Liver and liver pâté might be popular lunchtime or dinner treats, but health experts are urging people to think twice before adding them to their weekly menu too often. The issue? Extremely high levels of vitamin A, which can be harmful if consumed in excess.
According to Surrey Live, Heart UK, a leading cholesterol charity, acknowledges liver is a nutrient-dense food—low in saturated fat and high in vitamins and minerals such as iron, copper, zinc, and vitamins A, B, and D. But they also warn, “It’s generally a very healthy food to eat, but it’s so high in vitamin A that it’s best not to eat too much of it.”
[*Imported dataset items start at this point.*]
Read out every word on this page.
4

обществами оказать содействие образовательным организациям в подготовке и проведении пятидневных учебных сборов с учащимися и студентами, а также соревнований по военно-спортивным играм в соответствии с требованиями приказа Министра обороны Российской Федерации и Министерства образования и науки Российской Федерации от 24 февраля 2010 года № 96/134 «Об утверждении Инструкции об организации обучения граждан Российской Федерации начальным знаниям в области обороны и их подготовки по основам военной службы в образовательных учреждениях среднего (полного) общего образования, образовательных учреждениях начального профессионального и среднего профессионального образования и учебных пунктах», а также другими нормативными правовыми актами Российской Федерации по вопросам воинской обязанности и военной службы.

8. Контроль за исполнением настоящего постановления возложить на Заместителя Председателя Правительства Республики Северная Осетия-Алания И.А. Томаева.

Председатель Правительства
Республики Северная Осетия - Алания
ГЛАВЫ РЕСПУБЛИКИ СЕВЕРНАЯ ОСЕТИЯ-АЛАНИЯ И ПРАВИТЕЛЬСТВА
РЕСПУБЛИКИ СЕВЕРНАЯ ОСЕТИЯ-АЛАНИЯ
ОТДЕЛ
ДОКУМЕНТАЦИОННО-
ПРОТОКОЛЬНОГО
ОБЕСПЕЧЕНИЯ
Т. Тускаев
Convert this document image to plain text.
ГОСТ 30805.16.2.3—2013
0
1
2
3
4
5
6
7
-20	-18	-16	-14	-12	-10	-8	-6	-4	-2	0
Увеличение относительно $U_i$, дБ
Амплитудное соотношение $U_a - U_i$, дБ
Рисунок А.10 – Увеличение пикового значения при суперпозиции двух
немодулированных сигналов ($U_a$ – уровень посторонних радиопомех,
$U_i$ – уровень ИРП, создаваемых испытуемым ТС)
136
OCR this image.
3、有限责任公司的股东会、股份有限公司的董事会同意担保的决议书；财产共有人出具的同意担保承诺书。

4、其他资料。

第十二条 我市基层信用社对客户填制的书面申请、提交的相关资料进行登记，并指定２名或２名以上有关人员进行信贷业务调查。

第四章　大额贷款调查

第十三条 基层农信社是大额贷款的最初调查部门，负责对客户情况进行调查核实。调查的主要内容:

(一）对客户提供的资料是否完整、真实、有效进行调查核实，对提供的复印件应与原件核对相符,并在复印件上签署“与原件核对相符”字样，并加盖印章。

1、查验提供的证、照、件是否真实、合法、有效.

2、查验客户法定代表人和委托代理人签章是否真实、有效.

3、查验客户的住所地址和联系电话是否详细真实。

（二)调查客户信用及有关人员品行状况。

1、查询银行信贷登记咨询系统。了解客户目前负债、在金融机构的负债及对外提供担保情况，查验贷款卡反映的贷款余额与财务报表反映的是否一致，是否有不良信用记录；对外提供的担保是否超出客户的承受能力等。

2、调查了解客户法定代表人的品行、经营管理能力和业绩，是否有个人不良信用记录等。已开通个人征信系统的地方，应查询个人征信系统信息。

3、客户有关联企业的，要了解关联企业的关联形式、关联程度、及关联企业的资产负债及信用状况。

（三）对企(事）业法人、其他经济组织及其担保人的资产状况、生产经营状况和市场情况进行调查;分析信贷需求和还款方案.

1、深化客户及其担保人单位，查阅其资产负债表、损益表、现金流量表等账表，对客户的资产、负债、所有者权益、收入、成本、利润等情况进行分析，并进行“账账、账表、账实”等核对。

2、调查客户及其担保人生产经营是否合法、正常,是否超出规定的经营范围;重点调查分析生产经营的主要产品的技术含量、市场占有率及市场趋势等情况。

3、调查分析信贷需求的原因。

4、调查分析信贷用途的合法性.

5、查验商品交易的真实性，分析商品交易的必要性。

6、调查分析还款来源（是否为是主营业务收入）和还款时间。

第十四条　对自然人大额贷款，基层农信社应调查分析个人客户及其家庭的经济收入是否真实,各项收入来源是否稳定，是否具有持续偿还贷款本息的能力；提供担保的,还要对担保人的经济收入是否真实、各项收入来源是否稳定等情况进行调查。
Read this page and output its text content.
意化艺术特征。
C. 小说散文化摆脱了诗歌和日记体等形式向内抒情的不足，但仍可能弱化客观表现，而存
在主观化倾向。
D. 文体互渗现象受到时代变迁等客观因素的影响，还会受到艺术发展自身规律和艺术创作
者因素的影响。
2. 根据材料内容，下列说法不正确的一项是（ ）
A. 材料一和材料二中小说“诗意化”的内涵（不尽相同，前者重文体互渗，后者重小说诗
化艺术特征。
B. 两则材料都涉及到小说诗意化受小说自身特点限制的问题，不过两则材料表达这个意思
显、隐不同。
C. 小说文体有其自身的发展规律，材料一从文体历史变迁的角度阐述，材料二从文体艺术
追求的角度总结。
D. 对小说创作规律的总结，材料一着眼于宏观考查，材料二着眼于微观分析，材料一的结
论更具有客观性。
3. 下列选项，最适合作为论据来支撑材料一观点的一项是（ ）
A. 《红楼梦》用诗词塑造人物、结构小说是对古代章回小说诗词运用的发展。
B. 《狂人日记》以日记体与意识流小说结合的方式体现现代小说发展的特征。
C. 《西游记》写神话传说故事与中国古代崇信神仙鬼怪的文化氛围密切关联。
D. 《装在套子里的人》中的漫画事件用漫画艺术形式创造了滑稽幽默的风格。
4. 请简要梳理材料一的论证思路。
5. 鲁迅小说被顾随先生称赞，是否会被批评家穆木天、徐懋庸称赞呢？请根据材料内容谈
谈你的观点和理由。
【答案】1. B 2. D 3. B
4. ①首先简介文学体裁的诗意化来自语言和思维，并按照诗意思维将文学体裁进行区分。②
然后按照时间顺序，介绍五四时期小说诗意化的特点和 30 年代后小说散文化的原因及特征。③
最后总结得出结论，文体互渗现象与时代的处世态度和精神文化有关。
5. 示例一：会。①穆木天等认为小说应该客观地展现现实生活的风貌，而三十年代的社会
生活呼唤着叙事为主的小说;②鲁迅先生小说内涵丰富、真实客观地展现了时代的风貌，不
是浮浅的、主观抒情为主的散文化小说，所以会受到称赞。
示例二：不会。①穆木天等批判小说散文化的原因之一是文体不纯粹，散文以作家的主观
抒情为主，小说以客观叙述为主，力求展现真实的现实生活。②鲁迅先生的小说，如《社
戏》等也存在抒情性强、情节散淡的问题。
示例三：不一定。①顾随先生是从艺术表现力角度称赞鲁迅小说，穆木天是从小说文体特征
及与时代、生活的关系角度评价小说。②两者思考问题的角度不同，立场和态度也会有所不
“For some people, eating liver often could mean that vitamin A builds up in the body, causing health problems,” they added. “The government recommends eating no more than one portion per week of liver or liver pâté. If you do eat liver, avoid any supplements that also contain vitamin A in the form of retinol.”
Particularly at risk are pregnant women and those trying to conceive. The NHS states: “Having large amounts of vitamin A can harm your unborn baby. So if you’re pregnant or thinking about having a baby, do not eat liver or liver products, such as pâté, because these are very high in vitamin A.”

Vitamin A, also known as retinol, plays an essential role in supporting vision, the immune system, and skin health. It’s found in liver, oily fish, eggs, dairy products, and fortified spreads. However, too much can be dangerous. The NHS warns that consuming more than 1.5mg (1,500μg) of vitamin A per day over several years could increase the risk of bone fractures, especially in postmenopausal women and older men, who are more prone to osteoporosis.
The NHS also cautions that many multivitamins and fish liver oil supplements are high in vitamin A and should not be combined with a diet already rich in liver products. “You should be able to get all the vitamin A you need by eating a varied and balanced diet,” the NHS advises.
“If you take a supplement that contains vitamin A, do not take too much because this could be harmful.” The takeaway? While liver can be part of a healthy diet, moderation is key. Limiting consumption to once a week and avoiding vitamin A-rich supplements can help prevent long-term health risks linked to excess intake.